What Corporate Governance?
We humans generally like order and predictability. We like to force everything to fit in prefabricated categories. We love it when one concept can be applied universally. I am not sure about characterising this tendency as being boring, but I think that there is definitely an element of laziness. One concept that seems to be running amok is corporate governance. When I first heard the term, I thought that it might be the name of a BDSM club in the Meat Packing District (probably misheard it as ‘corporal governance’), but it turns out that it has nothing to do with having depraved fun. However, it is very fashionable, judging from how frequently one comes across the term. Except it’s like a mosquito in one’s bedroom on a humid night.
The fundamental concept of having checks and balances (policies, procedures, organisational structure) in order to ensure that people are working in the interest of the shareholders is admirable. However, I think that the peripheral noise drowns the fundamental context: in the interest of shareholders.
The whole point is to ensure that the gaggle of hired suits are working not in their own self interest but for the interest of the shareholders. The American custom of one individual holding both the chairman and chief executive positions marginalises the point of having a board of directors and in turn makes an absolute joke out of ‘corporate governance’. That is, if the company is not owner managed.
If the company is managed by its controlling shareholder(s), then the interests of the managers are fully aligned with the interests of the shareholders. (Of course, this does not eliminate the potential for errors, but that is a separate matter.) As such, the whole notion of corporate governance, as designed and applied to companies managed by employees, becomes mostly redundant. And yet, there is a blind rush to force privately held, owner managed companies to adopt corporate governance structures. Even if the company is listed, if it is managed by the controlling shareholder(s), then I would submit that the concept is not applicable in a meaningful sense. In other words, I believe it is a big waste of time and money.

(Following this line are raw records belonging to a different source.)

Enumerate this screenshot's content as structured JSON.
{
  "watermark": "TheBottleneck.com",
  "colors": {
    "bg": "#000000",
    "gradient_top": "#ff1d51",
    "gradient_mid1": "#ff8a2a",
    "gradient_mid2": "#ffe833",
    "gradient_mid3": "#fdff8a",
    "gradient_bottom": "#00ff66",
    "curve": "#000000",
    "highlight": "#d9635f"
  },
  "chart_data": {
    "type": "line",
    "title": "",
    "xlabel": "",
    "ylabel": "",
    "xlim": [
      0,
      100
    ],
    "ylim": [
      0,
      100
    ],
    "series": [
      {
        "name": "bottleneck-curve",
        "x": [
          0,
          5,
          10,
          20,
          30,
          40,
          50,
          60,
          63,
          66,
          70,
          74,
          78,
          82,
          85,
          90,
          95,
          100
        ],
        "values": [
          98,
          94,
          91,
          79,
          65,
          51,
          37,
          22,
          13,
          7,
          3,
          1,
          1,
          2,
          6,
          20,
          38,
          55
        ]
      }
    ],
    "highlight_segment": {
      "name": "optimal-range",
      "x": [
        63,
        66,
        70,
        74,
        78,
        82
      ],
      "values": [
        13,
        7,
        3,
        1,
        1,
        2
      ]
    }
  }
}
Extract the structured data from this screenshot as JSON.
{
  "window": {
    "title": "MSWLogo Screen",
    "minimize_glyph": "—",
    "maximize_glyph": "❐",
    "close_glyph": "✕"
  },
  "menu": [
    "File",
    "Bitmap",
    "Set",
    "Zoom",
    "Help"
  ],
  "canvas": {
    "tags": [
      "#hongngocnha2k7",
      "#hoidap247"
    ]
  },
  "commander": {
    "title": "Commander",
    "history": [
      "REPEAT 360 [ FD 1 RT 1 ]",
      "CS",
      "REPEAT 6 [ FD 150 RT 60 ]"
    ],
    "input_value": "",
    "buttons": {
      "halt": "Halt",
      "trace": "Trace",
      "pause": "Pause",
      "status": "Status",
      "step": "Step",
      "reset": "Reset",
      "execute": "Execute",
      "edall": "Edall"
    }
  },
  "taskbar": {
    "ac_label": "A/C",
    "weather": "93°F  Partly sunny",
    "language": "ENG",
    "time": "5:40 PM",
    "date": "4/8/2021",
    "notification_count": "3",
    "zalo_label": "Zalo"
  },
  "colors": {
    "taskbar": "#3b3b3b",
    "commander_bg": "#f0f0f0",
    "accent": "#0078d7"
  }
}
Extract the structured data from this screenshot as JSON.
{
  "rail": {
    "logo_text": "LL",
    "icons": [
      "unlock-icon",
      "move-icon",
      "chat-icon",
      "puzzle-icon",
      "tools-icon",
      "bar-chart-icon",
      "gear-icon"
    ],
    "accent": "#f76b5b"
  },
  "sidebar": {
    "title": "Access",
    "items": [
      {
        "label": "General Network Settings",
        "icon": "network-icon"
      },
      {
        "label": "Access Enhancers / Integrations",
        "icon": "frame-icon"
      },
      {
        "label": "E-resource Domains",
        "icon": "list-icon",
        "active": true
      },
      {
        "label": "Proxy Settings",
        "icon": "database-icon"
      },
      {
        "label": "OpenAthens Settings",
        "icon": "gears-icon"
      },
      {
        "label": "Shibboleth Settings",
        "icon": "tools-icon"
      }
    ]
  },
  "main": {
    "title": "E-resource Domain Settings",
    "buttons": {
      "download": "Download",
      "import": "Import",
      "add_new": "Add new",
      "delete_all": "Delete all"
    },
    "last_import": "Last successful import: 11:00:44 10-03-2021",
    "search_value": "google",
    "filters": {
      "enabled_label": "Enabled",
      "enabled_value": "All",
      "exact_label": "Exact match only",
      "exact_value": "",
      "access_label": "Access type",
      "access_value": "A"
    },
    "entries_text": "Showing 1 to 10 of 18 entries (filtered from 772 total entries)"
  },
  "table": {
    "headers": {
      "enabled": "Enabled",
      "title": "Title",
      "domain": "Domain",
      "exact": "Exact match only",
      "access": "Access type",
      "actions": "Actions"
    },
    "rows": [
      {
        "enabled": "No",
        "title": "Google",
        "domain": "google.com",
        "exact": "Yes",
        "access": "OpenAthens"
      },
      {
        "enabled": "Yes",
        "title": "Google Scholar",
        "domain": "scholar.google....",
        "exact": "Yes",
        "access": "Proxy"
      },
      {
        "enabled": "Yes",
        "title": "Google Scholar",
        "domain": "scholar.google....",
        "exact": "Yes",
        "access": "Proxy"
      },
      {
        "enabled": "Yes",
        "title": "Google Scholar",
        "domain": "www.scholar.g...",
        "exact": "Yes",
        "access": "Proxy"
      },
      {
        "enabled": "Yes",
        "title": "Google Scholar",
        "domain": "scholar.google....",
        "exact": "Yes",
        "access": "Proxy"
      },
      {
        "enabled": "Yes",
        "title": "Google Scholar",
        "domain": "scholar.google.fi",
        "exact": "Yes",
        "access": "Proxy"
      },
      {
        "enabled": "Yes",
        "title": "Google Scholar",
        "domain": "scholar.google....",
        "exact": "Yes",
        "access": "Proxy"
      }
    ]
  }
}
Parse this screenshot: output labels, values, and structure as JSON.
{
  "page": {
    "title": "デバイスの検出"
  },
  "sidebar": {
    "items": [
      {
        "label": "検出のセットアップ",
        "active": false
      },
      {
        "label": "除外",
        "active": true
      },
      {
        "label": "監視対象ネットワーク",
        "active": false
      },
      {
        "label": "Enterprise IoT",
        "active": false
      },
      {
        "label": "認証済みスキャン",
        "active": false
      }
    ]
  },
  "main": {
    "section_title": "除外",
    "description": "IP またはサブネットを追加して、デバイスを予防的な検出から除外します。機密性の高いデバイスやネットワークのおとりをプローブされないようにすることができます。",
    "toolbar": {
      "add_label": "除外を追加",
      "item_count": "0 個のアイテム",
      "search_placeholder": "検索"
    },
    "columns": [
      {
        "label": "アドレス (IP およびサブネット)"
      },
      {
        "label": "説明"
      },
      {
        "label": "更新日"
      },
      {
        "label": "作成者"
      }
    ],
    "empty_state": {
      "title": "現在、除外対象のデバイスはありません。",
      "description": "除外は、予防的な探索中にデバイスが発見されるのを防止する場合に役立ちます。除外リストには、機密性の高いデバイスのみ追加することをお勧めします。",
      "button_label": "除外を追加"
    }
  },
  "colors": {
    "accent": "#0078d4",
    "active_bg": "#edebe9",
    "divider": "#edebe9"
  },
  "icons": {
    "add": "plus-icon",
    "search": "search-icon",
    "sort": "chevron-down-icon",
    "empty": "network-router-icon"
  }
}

Of course, it would be beneficial for these businesses to have certain things clearly defined, such as key decision making and succession planning processes, but the fundamental bits that are meant to address the principal-agent problem is redundant. And yet, we keep hearing about it with no regard to the type of company at hand. Pissoirs are being sold to women by clipboard Nazis too keen on ticking all the boxes for the sake of ticking boxes.
Actually, I had a classmate in high school whose mother was a visiting professor of Japanese history from Columbia University. On their first visit to Japan, they stayed at a country inn. The professor went to the communal lavatory in preparation to retire for the evening, and never having seen a pissoir before, she brushed her teeth and rinsed her mouth in what she later learned was a pissoir. She made history that night.